Ansley et al. (2003) demonstrated that BBS is probably caused by a defect of the basal body of ciliated cells. The TTC8 gene (608132), mutations in which are responsible for BBS8, encodes a protein with a prokaryotic domain, pilF, involved in pilus formation and twitching mobility. In 1 family a homozygous null BBS8 mutation (608132.0002) led to BBS with randomization of left-right body axis symmetry, a defect of the nodal cilium. Ansley et al. (2003) showed that TTC8 localizes to centrosomes and basal bodies and colocalizes with gamma-tubulin (see 191135), BBS4 (600374), and PCM1 (600299). Furthermore, Ansley et al. (2003) found that all available C. elegans BBS homologs are expressed exclusively in ciliated neurons and contain regulatory elements for RFX, a transcription factor that modulates the expression of genes associated with ciliogenesis and intraflagellar transport.

Molecular Genetics

Ansley et al. (2003) screened the TTC8 gene in a cohort of 120 unrelated BBS patients. They identified homozygous alterations (608132.0001 and 608132.0002) in patients from 3 families. These mutations were not identified in 192 ethnically matched control chromosomes.
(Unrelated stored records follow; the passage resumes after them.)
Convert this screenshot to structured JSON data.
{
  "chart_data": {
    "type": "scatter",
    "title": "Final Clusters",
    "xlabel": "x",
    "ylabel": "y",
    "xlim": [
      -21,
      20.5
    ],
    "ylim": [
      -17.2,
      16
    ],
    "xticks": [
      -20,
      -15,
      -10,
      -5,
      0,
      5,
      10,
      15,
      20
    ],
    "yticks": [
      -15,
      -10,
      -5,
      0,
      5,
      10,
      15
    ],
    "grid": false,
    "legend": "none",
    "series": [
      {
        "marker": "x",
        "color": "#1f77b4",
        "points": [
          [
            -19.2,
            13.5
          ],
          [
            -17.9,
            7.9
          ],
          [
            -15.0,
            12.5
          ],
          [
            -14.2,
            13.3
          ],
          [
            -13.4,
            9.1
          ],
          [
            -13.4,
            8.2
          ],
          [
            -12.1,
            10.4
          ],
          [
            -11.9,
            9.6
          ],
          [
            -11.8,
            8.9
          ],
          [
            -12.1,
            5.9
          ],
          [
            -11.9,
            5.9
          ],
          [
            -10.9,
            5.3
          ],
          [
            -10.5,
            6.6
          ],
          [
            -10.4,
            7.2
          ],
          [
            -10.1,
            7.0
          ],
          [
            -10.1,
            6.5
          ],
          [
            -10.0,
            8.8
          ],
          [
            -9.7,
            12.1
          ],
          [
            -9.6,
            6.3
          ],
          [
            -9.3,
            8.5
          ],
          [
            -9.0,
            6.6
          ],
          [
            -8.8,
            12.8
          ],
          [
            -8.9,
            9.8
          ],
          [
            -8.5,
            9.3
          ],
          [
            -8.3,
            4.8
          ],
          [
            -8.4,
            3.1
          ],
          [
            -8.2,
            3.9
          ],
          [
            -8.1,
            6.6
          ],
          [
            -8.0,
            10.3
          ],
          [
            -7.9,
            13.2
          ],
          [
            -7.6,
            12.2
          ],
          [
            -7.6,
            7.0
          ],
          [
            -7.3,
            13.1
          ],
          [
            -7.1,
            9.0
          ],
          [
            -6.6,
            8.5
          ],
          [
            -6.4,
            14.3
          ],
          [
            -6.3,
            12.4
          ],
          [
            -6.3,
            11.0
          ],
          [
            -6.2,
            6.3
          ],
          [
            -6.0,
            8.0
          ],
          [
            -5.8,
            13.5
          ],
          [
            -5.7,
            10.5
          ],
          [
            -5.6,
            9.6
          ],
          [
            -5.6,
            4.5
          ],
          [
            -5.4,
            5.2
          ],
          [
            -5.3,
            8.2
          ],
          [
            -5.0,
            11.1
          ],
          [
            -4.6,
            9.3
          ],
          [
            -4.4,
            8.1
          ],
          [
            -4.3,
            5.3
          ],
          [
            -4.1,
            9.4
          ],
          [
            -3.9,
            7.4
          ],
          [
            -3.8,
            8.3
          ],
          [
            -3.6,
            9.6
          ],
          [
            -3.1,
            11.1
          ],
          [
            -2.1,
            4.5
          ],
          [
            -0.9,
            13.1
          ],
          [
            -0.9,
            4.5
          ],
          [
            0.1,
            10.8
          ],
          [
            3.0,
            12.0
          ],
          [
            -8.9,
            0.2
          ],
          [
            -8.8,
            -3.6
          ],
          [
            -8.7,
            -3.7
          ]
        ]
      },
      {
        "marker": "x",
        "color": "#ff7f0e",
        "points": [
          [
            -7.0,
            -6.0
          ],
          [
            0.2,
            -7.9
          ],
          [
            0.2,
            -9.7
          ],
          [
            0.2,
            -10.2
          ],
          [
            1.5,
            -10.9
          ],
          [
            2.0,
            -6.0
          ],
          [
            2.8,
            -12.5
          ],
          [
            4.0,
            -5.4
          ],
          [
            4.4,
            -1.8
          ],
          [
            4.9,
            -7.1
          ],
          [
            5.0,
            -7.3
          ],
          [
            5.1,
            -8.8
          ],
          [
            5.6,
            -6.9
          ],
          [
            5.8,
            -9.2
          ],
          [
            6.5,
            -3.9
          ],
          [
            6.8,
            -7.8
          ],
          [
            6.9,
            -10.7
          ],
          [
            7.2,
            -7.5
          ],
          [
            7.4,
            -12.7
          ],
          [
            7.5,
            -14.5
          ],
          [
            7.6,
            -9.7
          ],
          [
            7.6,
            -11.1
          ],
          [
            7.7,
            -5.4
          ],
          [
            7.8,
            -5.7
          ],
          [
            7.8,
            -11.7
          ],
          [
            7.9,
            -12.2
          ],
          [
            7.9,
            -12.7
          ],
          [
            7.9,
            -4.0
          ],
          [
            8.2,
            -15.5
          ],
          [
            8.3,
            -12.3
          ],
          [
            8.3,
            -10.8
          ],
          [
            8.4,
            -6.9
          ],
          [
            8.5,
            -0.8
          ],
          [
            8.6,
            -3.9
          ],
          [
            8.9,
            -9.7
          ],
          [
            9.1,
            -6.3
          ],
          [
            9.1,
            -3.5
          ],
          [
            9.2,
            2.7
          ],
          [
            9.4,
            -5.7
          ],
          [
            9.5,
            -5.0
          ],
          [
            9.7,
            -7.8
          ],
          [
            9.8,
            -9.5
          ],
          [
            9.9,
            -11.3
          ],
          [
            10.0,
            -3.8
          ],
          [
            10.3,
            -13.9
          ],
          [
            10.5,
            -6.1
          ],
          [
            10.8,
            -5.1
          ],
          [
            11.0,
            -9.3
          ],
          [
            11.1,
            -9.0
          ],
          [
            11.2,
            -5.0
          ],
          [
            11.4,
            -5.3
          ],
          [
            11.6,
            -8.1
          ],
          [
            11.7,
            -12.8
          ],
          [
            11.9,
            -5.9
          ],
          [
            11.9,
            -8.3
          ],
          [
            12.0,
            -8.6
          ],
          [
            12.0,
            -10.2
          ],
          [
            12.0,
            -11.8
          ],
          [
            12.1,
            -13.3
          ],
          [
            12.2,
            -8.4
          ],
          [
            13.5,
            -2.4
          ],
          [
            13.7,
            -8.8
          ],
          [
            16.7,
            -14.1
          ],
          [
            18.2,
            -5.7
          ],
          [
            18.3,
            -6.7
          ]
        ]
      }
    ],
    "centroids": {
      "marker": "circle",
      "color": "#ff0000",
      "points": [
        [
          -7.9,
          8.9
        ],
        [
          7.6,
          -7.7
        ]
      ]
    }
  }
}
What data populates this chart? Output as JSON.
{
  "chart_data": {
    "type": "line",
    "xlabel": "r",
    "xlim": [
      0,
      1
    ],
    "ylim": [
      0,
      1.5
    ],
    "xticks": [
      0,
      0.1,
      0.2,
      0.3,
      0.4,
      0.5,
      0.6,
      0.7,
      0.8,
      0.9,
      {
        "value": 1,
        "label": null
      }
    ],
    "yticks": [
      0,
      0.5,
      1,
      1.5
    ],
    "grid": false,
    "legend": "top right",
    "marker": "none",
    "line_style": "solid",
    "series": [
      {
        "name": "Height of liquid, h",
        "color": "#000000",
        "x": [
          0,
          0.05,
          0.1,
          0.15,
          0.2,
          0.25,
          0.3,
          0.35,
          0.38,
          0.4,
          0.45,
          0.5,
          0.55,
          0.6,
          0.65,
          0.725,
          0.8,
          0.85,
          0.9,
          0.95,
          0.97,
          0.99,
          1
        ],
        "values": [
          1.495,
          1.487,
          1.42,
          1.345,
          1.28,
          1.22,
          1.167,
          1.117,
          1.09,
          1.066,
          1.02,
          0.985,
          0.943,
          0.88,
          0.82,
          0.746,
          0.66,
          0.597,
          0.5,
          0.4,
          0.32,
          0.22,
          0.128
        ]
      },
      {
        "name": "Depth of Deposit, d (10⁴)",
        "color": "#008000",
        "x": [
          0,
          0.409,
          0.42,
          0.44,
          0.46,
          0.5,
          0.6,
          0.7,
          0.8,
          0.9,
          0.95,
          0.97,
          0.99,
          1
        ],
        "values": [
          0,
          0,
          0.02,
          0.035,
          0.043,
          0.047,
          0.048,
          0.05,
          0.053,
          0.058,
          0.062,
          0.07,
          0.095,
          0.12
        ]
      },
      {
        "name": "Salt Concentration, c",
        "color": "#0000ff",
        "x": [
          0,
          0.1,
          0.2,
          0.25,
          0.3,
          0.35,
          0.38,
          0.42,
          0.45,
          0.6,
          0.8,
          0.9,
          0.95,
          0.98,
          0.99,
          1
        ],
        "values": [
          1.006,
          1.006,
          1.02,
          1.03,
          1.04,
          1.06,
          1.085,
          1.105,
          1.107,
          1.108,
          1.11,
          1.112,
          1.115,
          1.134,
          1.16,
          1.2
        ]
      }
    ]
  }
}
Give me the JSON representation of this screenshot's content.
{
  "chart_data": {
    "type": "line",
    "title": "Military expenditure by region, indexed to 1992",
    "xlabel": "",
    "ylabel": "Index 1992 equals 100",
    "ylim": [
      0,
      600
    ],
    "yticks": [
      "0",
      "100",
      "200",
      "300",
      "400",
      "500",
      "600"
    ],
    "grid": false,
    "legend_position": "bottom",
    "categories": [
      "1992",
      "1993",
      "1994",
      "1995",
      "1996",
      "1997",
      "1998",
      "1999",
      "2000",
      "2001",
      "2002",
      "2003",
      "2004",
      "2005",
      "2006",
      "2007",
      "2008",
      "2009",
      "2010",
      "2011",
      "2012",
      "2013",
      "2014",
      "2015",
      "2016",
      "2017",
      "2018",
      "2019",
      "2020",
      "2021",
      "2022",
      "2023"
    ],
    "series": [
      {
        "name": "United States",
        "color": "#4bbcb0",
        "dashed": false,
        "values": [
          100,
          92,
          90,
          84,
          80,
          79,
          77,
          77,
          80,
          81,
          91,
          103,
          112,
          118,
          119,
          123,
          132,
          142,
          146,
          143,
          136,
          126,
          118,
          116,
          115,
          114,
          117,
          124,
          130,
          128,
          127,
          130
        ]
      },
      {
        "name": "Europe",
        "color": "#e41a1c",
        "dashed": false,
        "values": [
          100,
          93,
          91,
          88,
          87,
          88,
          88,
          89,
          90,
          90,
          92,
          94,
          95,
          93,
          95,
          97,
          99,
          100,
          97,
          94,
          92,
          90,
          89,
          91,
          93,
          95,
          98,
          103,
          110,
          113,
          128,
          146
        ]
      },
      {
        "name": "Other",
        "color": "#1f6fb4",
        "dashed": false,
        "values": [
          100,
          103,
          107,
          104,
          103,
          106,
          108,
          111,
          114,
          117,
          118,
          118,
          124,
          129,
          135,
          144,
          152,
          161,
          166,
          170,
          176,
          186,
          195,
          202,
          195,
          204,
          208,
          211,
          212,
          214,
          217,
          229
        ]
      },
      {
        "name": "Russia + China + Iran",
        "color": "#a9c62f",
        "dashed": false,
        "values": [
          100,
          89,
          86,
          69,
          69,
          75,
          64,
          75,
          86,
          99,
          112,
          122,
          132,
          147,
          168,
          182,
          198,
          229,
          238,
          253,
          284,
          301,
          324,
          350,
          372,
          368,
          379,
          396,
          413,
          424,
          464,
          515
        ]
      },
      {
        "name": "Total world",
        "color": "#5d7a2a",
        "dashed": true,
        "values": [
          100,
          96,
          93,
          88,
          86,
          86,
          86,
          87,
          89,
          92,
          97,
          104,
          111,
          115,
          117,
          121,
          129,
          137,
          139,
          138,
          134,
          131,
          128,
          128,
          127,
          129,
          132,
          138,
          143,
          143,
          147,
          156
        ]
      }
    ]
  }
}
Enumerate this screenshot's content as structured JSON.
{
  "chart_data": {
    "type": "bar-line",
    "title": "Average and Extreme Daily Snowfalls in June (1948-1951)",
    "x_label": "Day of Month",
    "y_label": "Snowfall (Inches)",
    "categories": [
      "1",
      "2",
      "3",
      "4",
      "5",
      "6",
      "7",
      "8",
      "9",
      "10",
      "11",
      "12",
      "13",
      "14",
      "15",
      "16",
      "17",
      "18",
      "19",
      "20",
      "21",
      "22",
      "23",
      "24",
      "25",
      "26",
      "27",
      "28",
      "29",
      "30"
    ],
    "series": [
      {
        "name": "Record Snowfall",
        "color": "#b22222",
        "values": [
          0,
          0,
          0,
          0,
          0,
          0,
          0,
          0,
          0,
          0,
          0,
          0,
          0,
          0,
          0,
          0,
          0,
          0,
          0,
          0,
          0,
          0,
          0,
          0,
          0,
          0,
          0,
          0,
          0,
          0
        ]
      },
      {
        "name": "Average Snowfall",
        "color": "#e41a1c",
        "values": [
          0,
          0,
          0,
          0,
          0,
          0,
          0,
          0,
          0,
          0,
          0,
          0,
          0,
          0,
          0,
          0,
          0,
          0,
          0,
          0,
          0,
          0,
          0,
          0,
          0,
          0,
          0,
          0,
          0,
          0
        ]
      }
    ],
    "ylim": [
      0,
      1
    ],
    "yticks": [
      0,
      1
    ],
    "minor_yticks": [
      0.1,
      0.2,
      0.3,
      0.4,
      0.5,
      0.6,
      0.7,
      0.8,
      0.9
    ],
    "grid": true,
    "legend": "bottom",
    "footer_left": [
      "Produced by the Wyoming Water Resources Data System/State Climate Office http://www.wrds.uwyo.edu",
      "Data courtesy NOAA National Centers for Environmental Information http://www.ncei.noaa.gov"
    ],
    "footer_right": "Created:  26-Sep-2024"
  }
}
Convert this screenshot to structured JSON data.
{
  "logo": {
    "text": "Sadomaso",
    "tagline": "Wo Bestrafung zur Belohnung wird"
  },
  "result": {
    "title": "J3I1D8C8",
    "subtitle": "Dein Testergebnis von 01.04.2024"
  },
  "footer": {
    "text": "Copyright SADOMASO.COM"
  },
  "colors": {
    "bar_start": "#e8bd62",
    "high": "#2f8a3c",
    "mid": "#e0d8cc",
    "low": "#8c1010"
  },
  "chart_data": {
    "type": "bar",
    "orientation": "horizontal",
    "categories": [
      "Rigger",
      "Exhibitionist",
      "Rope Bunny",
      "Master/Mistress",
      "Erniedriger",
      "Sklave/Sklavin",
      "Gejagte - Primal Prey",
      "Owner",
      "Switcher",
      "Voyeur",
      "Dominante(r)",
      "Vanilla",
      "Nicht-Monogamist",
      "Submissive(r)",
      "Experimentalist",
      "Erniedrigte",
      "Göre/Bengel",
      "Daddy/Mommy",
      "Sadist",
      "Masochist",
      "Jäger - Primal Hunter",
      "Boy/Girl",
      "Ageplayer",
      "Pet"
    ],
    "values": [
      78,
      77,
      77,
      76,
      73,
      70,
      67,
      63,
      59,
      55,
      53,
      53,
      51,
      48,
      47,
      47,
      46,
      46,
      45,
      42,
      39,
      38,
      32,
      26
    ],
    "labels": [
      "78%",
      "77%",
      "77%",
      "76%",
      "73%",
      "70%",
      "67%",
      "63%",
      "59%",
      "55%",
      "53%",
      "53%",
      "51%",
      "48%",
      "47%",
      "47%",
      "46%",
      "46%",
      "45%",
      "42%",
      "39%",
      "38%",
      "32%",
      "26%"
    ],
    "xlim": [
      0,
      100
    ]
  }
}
Stoetzel et al. (2006) identified homozygous mutations in the TTC8 gene (608132.0003 and 608132.0004) in 2 of 128 BBS families. One additional family had a heterozygous mutation. Stoetzel et al. (2006) concluded that TTC8 mutations account for only about 2% of BBS families.

Using homozygosity mapping, Harville et al. (2010) identified 17 causative homozygous mutations in 20 families from a worldwide cohort of 45 BBS families. Two of these mutations occurred in the TTC8 gene.